Actuellement en direct

 

 

107.3 Le Mans

Dans ce nouveau numéro de « C’est d’Actu », Robin Hulin recevait Sebastian Lazennec et Antoine Meunier. Comédiens et auteurs ils présentent le spectacle « Tous les jours », avec le Groupe Déjà. Présenté uniquement dans les collèges et lycées sarthois, cette histoire raconte et imagine un procès sur le harcèlement scolaire.

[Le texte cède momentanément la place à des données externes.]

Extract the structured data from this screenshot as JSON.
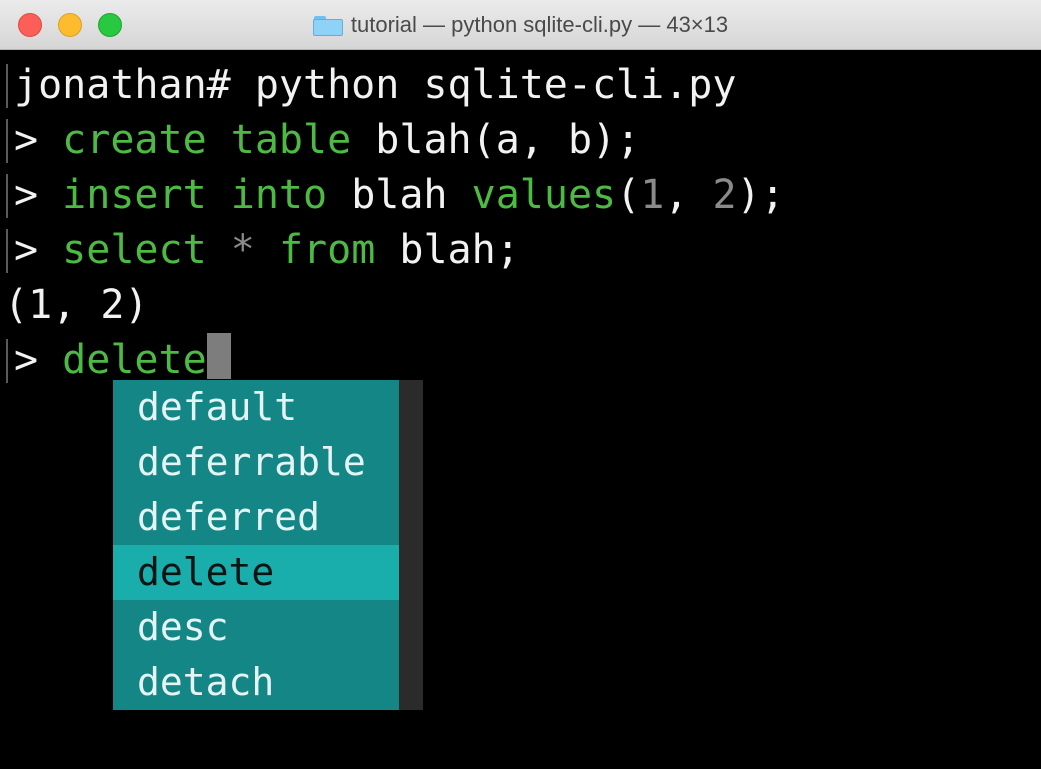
{
  "window": {
    "title": "tutorial — python sqlite-cli.py — 43×13",
    "folder_icon": "folder-icon",
    "controls": {
      "close_color": "#fc5f57",
      "minimize_color": "#fdbc2e",
      "zoom_color": "#28c840"
    }
  },
  "terminal": {
    "line1": {
      "text": "jonathan# python sqlite-cli.py"
    },
    "line2": {
      "prompt": "> ",
      "k1": "create",
      "k2": "table",
      "rest": "blah(a, b);"
    },
    "line3": {
      "prompt": "> ",
      "k1": "insert",
      "k2": "into",
      "t1": "blah",
      "k3": "values",
      "p1": "(",
      "n1": "1",
      "comma": ", ",
      "n2": "2",
      "p2": ");"
    },
    "line4": {
      "prompt": "> ",
      "k1": "select",
      "star": "*",
      "k2": "from",
      "rest": "blah;"
    },
    "output": "(1, 2)",
    "line6": {
      "prompt": "> ",
      "input": "delete"
    }
  },
  "completion": {
    "items": [
      "default",
      "deferrable",
      "deferred",
      "delete",
      "desc",
      "detach"
    ],
    "selected_index": 3,
    "colors": {
      "background": "#138685",
      "selected": "#19aeab"
    }
  }
}
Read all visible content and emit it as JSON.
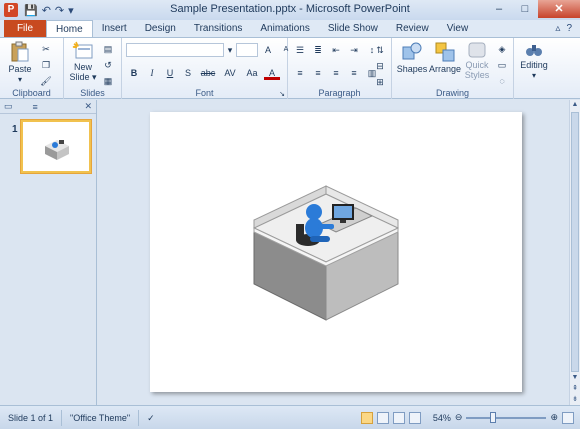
{
  "window": {
    "title": "Sample Presentation.pptx - Microsoft PowerPoint",
    "app_icon": "P",
    "qat_icons": [
      "save-icon",
      "undo-icon",
      "redo-icon",
      "customize-icon"
    ],
    "controls": {
      "minimize": "–",
      "maximize": "□",
      "close": "✕"
    }
  },
  "tabs": {
    "file": "File",
    "items": [
      "Home",
      "Insert",
      "Design",
      "Transitions",
      "Animations",
      "Slide Show",
      "Review",
      "View"
    ],
    "active": "Home"
  },
  "ribbon": {
    "clipboard": {
      "label": "Clipboard",
      "paste": "Paste"
    },
    "slides": {
      "label": "Slides",
      "new_slide": "New Slide"
    },
    "font": {
      "label": "Font",
      "bold": "B",
      "italic": "I",
      "underline": "U",
      "shadow": "S",
      "strike": "abc",
      "spacing": "AV",
      "case": "Aa",
      "grow": "A",
      "shrink": "A",
      "color": "A"
    },
    "paragraph": {
      "label": "Paragraph"
    },
    "drawing": {
      "label": "Drawing",
      "shapes": "Shapes",
      "arrange": "Arrange",
      "quick_styles": "Quick Styles"
    },
    "editing": {
      "label": "Editing"
    }
  },
  "slides_pane": {
    "slide_number": "1"
  },
  "statusbar": {
    "slide_info": "Slide 1 of 1",
    "theme": "\"Office Theme\"",
    "zoom": "54%",
    "zoom_fraction": 0.54
  },
  "colors": {
    "file_tab": "#c84a1f",
    "accent": "#2b7bd8",
    "selection": "#f1c24f"
  }
}
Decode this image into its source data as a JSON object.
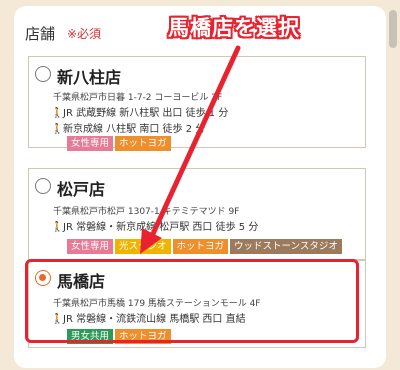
{
  "form": {
    "label": "店舗",
    "required": "※必須"
  },
  "annotation": {
    "title": "馬橋店を選択",
    "color": "#e8222e"
  },
  "stores": [
    {
      "name": "新八柱店",
      "address": "千葉県松戸市日暮 1-7-2 コーヨービル 2F",
      "access": [
        "JR 武蔵野線 新八柱駅 出口 徒歩 1 分",
        "新京成線 八柱駅 南口 徒歩 2 分"
      ],
      "tags": [
        {
          "label": "女性専用",
          "color": "#e87a96"
        },
        {
          "label": "ホットヨガ",
          "color": "#ef8f2b"
        }
      ],
      "selected": false
    },
    {
      "name": "松戸店",
      "address": "千葉県松戸市松戸 1307-1 キテミテマツド 9F",
      "access": [
        "JR 常磐線・新京成線 松戸駅 西口 徒歩 5 分"
      ],
      "tags": [
        {
          "label": "女性専用",
          "color": "#e87a96"
        },
        {
          "label": "光スタジオ",
          "color": "#f0b400"
        },
        {
          "label": "ホットヨガ",
          "color": "#ef8f2b"
        },
        {
          "label": "ウッドストーンスタジオ",
          "color": "#9c7a5b"
        }
      ],
      "selected": false
    },
    {
      "name": "馬橋店",
      "address": "千葉県松戸市馬橋 179 馬橋ステーションモール 4F",
      "access": [
        "JR 常磐線・流鉄流山線 馬橋駅 西口 直結"
      ],
      "tags": [
        {
          "label": "男女共用",
          "color": "#2e9a58"
        },
        {
          "label": "ホットヨガ",
          "color": "#ef8f2b"
        }
      ],
      "selected": true
    }
  ]
}
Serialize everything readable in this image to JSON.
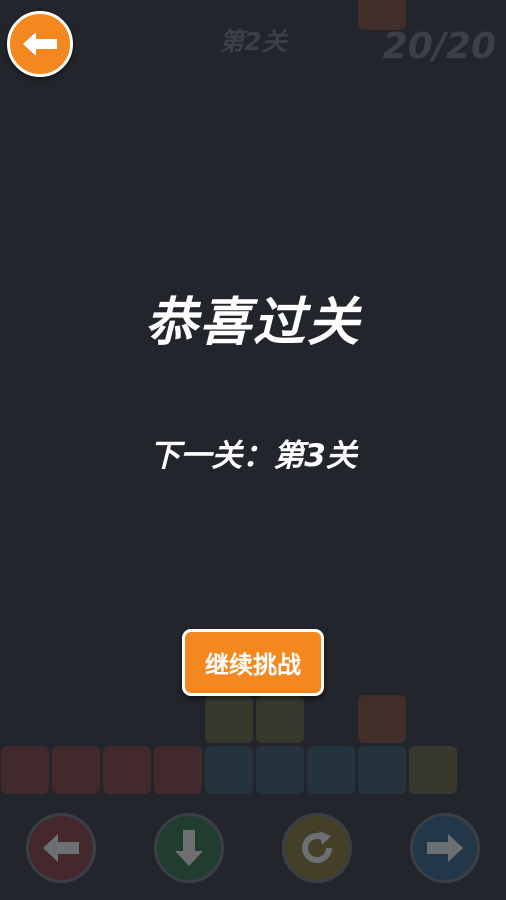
{
  "header": {
    "back_icon": "arrow-left-icon",
    "level_label": "第2关",
    "counter": "20/20"
  },
  "board": {
    "blocks": [
      {
        "col": 7,
        "row": 0,
        "color": "brown"
      },
      {
        "col": 4,
        "row": 14,
        "color": "olive"
      },
      {
        "col": 5,
        "row": 14,
        "color": "olive"
      },
      {
        "col": 7,
        "row": 14,
        "color": "brown"
      },
      {
        "col": 0,
        "row": 15,
        "color": "red"
      },
      {
        "col": 1,
        "row": 15,
        "color": "red"
      },
      {
        "col": 2,
        "row": 15,
        "color": "red"
      },
      {
        "col": 3,
        "row": 15,
        "color": "red"
      },
      {
        "col": 4,
        "row": 15,
        "color": "blue"
      },
      {
        "col": 5,
        "row": 15,
        "color": "blue"
      },
      {
        "col": 6,
        "row": 15,
        "color": "blue"
      },
      {
        "col": 7,
        "row": 15,
        "color": "blue"
      },
      {
        "col": 8,
        "row": 15,
        "color": "olive"
      }
    ]
  },
  "controls": {
    "left_icon": "arrow-left-icon",
    "down_icon": "arrow-down-icon",
    "rotate_icon": "rotate-icon",
    "right_icon": "arrow-right-icon"
  },
  "overlay": {
    "title": "恭喜过关",
    "next_level": "下一关：第3关",
    "continue_label": "继续挑战"
  },
  "colors": {
    "background": "#22252b",
    "accent": "#f5871f"
  }
}
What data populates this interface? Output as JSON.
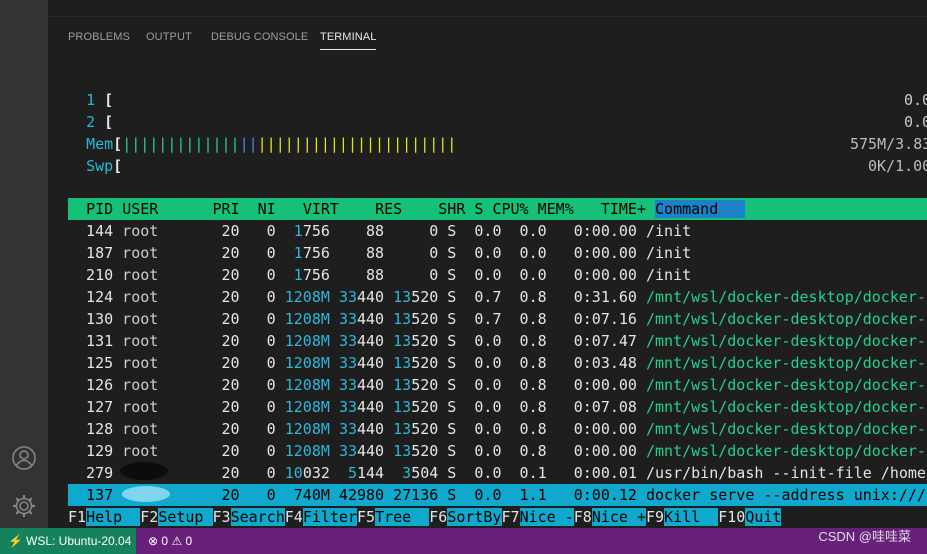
{
  "panel": {
    "tabs": [
      {
        "label": "PROBLEMS",
        "active": false
      },
      {
        "label": "OUTPUT",
        "active": false
      },
      {
        "label": "DEBUG CONSOLE",
        "active": false
      },
      {
        "label": "TERMINAL",
        "active": true
      }
    ]
  },
  "htop": {
    "meters": {
      "cpu1": {
        "label": "1",
        "bracket": "[",
        "value": "0.0"
      },
      "cpu2": {
        "label": "2",
        "bracket": "[",
        "value": "0.0"
      },
      "mem": {
        "label": "Mem",
        "bracket": "[",
        "bar_green": "|||||||||||||",
        "bar_blue": "||",
        "bar_yellow": "||||||||||||||||||||||",
        "value": "575M/3.83"
      },
      "swp": {
        "label": "Swp",
        "bracket": "[",
        "value": "0K/1.00"
      }
    },
    "columns": [
      "PID",
      "USER",
      "PRI",
      "NI",
      "VIRT",
      "RES",
      "SHR",
      "S",
      "CPU%",
      "MEM%",
      "TIME+",
      "Command"
    ],
    "sorted_column": "Command",
    "processes": [
      {
        "pid": "144",
        "user": "root",
        "pri": "20",
        "ni": "0",
        "virt": "1756",
        "res": "88",
        "shr": "0",
        "s": "S",
        "cpu": "0.0",
        "mem": "0.0",
        "time": "0:00.00",
        "command": "/init"
      },
      {
        "pid": "187",
        "user": "root",
        "pri": "20",
        "ni": "0",
        "virt": "1756",
        "res": "88",
        "shr": "0",
        "s": "S",
        "cpu": "0.0",
        "mem": "0.0",
        "time": "0:00.00",
        "command": "/init"
      },
      {
        "pid": "210",
        "user": "root",
        "pri": "20",
        "ni": "0",
        "virt": "1756",
        "res": "88",
        "shr": "0",
        "s": "S",
        "cpu": "0.0",
        "mem": "0.0",
        "time": "0:00.00",
        "command": "/init"
      },
      {
        "pid": "124",
        "user": "root",
        "pri": "20",
        "ni": "0",
        "virt": "1208M",
        "res": "33440",
        "shr": "13520",
        "s": "S",
        "cpu": "0.7",
        "mem": "0.8",
        "time": "0:31.60",
        "command": "/mnt/wsl/docker-desktop/docker-de"
      },
      {
        "pid": "130",
        "user": "root",
        "pri": "20",
        "ni": "0",
        "virt": "1208M",
        "res": "33440",
        "shr": "13520",
        "s": "S",
        "cpu": "0.7",
        "mem": "0.8",
        "time": "0:07.16",
        "command": "/mnt/wsl/docker-desktop/docker-de"
      },
      {
        "pid": "131",
        "user": "root",
        "pri": "20",
        "ni": "0",
        "virt": "1208M",
        "res": "33440",
        "shr": "13520",
        "s": "S",
        "cpu": "0.0",
        "mem": "0.8",
        "time": "0:07.47",
        "command": "/mnt/wsl/docker-desktop/docker-de"
      },
      {
        "pid": "125",
        "user": "root",
        "pri": "20",
        "ni": "0",
        "virt": "1208M",
        "res": "33440",
        "shr": "13520",
        "s": "S",
        "cpu": "0.0",
        "mem": "0.8",
        "time": "0:03.48",
        "command": "/mnt/wsl/docker-desktop/docker-de"
      },
      {
        "pid": "126",
        "user": "root",
        "pri": "20",
        "ni": "0",
        "virt": "1208M",
        "res": "33440",
        "shr": "13520",
        "s": "S",
        "cpu": "0.0",
        "mem": "0.8",
        "time": "0:00.00",
        "command": "/mnt/wsl/docker-desktop/docker-de"
      },
      {
        "pid": "127",
        "user": "root",
        "pri": "20",
        "ni": "0",
        "virt": "1208M",
        "res": "33440",
        "shr": "13520",
        "s": "S",
        "cpu": "0.0",
        "mem": "0.8",
        "time": "0:07.08",
        "command": "/mnt/wsl/docker-desktop/docker-de"
      },
      {
        "pid": "128",
        "user": "root",
        "pri": "20",
        "ni": "0",
        "virt": "1208M",
        "res": "33440",
        "shr": "13520",
        "s": "S",
        "cpu": "0.0",
        "mem": "0.8",
        "time": "0:00.00",
        "command": "/mnt/wsl/docker-desktop/docker-de"
      },
      {
        "pid": "129",
        "user": "root",
        "pri": "20",
        "ni": "0",
        "virt": "1208M",
        "res": "33440",
        "shr": "13520",
        "s": "S",
        "cpu": "0.0",
        "mem": "0.8",
        "time": "0:00.00",
        "command": "/mnt/wsl/docker-desktop/docker-de"
      },
      {
        "pid": "279",
        "user": "",
        "pri": "20",
        "ni": "0",
        "virt": "10032",
        "res": "5144",
        "shr": "3504",
        "s": "S",
        "cpu": "0.0",
        "mem": "0.1",
        "time": "0:00.01",
        "command": "/usr/bin/bash --init-file /home/c"
      }
    ],
    "selected_process": {
      "pid": "137",
      "user": "",
      "pri": "20",
      "ni": "0",
      "virt": "740M",
      "res": "42980",
      "shr": "27136",
      "s": "S",
      "cpu": "0.0",
      "mem": "1.1",
      "time": "0:00.12",
      "command": "docker serve --address unix:///ho"
    },
    "function_keys": [
      {
        "key": "F1",
        "label": "Help  "
      },
      {
        "key": "F2",
        "label": "Setup "
      },
      {
        "key": "F3",
        "label": "Search"
      },
      {
        "key": "F4",
        "label": "Filter"
      },
      {
        "key": "F5",
        "label": "Tree  "
      },
      {
        "key": "F6",
        "label": "SortBy"
      },
      {
        "key": "F7",
        "label": "Nice -"
      },
      {
        "key": "F8",
        "label": "Nice +"
      },
      {
        "key": "F9",
        "label": "Kill  "
      },
      {
        "key": "F10",
        "label": "Quit"
      }
    ]
  },
  "statusbar": {
    "remote_label": "WSL: Ubuntu-20.04",
    "errors": "0",
    "warnings": "0"
  },
  "watermark": "CSDN @哇哇菜",
  "colors": {
    "header_bg": "#16c079",
    "selected_bg": "#11a8cd",
    "statusbar_bg": "#68217a",
    "remote_bg": "#16825d"
  }
}
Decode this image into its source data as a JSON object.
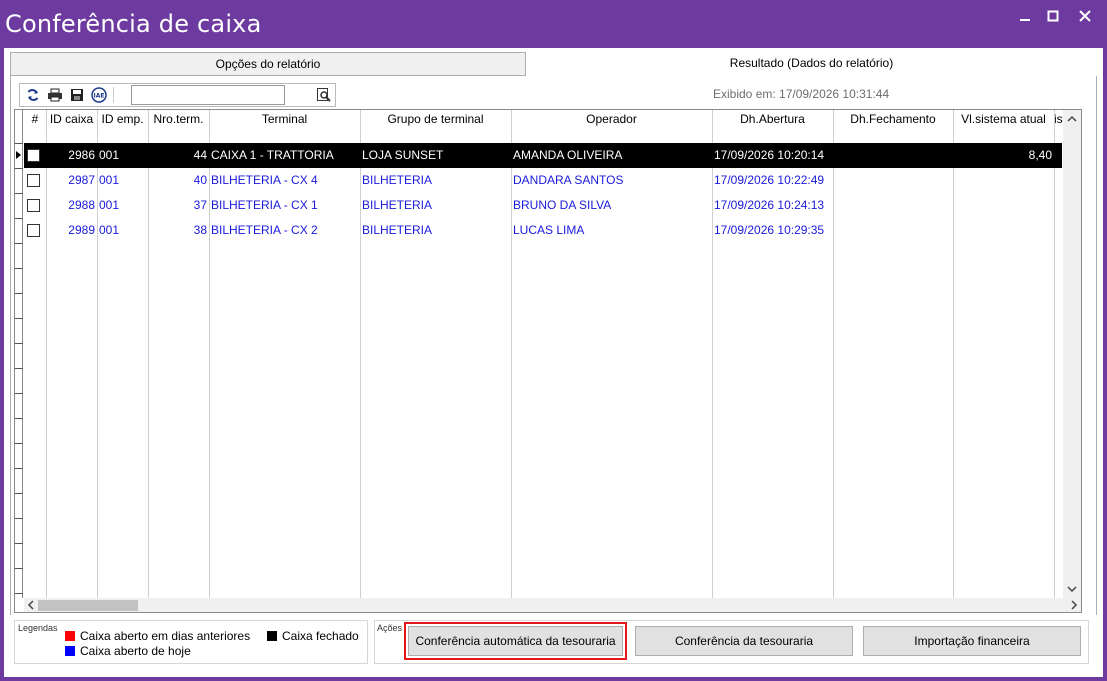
{
  "window": {
    "title": "Conferência de caixa",
    "minimize_glyph": "▁",
    "maximize_glyph": "□",
    "close_glyph": "✕"
  },
  "tabs": [
    {
      "label": "Opções do relatório",
      "active": false
    },
    {
      "label": "Resultado (Dados do relatório)",
      "active": true
    }
  ],
  "toolbar": {
    "search_value": "",
    "icons": [
      "refresh-icon",
      "print-icon",
      "save-icon",
      "iae-icon",
      "search-zoom-icon"
    ]
  },
  "exibido": "Exibido em: 17/09/2026 10:31:44",
  "grid": {
    "columns": [
      "#",
      "ID caixa",
      "ID emp.",
      "Nro.term.",
      "Terminal",
      "Grupo de terminal",
      "Operador",
      "Dh.Abertura",
      "Dh.Fechamento",
      "Vl.sistema atual",
      "iste"
    ],
    "rows": [
      {
        "id_caixa": "2986",
        "id_emp": "001",
        "nro_term": "44",
        "terminal": "CAIXA 1 - TRATTORIA",
        "grupo": "LOJA SUNSET",
        "operador": "AMANDA OLIVEIRA",
        "abertura": "17/09/2026 10:20:14",
        "fechamento": "",
        "vl_sistema": "8,40",
        "selected": true
      },
      {
        "id_caixa": "2987",
        "id_emp": "001",
        "nro_term": "40",
        "terminal": "BILHETERIA - CX 4",
        "grupo": "BILHETERIA",
        "operador": "DANDARA SANTOS",
        "abertura": "17/09/2026 10:22:49",
        "fechamento": "",
        "vl_sistema": "",
        "selected": false
      },
      {
        "id_caixa": "2988",
        "id_emp": "001",
        "nro_term": "37",
        "terminal": "BILHETERIA - CX 1",
        "grupo": "BILHETERIA",
        "operador": "BRUNO DA SILVA",
        "abertura": "17/09/2026 10:24:13",
        "fechamento": "",
        "vl_sistema": "",
        "selected": false
      },
      {
        "id_caixa": "2989",
        "id_emp": "001",
        "nro_term": "38",
        "terminal": "BILHETERIA - CX 2",
        "grupo": "BILHETERIA",
        "operador": "LUCAS LIMA",
        "abertura": "17/09/2026 10:29:35",
        "fechamento": "",
        "vl_sistema": "",
        "selected": false
      }
    ]
  },
  "legend": {
    "caption": "Legendas",
    "items": [
      {
        "label": "Caixa aberto em dias anteriores",
        "color": "#ff0000"
      },
      {
        "label": "Caixa aberto de hoje",
        "color": "#0000ff"
      },
      {
        "label": "Caixa fechado",
        "color": "#000000"
      }
    ]
  },
  "acoes": {
    "caption": "Ações",
    "buttons": [
      {
        "label": "Conferência automática da tesouraria",
        "highlighted": true
      },
      {
        "label": "Conferência da tesouraria",
        "highlighted": false
      },
      {
        "label": "Importação financeira",
        "highlighted": false
      }
    ]
  },
  "colors": {
    "window_purple": "#6d3aa0",
    "row_today": "#1a1adb",
    "highlight_red": "#e3161b"
  }
}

Faire comprendre, faire débattre

Et si nous pouvions juger le harcèlement scolaire dans un tribunal ? C’est ce qu’ont voulu mettre en scène et représenter les deux comédiens. « On a souhaité mettre le public dans une configuration de tribunal pour mener un procès qui oppose le harcèlement scolaire à ses victimes », explique Sebastian Lazennec.

Les deux comédiens jouent 19 rôles face au public. Tout le monde est représenté. L’avocat de la défense, des parties civiles, des jurés, des experts et évidemment des témoins composent la pièce. Le public est donc complètement intégré au spectacle et à la scénographie.

Rencontrer et écouter pour écrire cette pièce

L’idée, pour les deux auteurs, est apparue il y a deux ans. Pour écrire et mettre en scène cette histoire, ils ont du se plonger dans l’univers du harcèlement scolaire. C’est-à-dire partir à la rencontre des témoignages d’anciennes victimes et de proches de victimes, mais pas seulement.

Pour mettre en scène une histoire de cette ampleur, il a fallu aller à la rencontre des gens alentours. C’est-à-dire des directeurs d’établissements scolaires, des membres d’associations, mais aussi des psychologues et même des journalistes.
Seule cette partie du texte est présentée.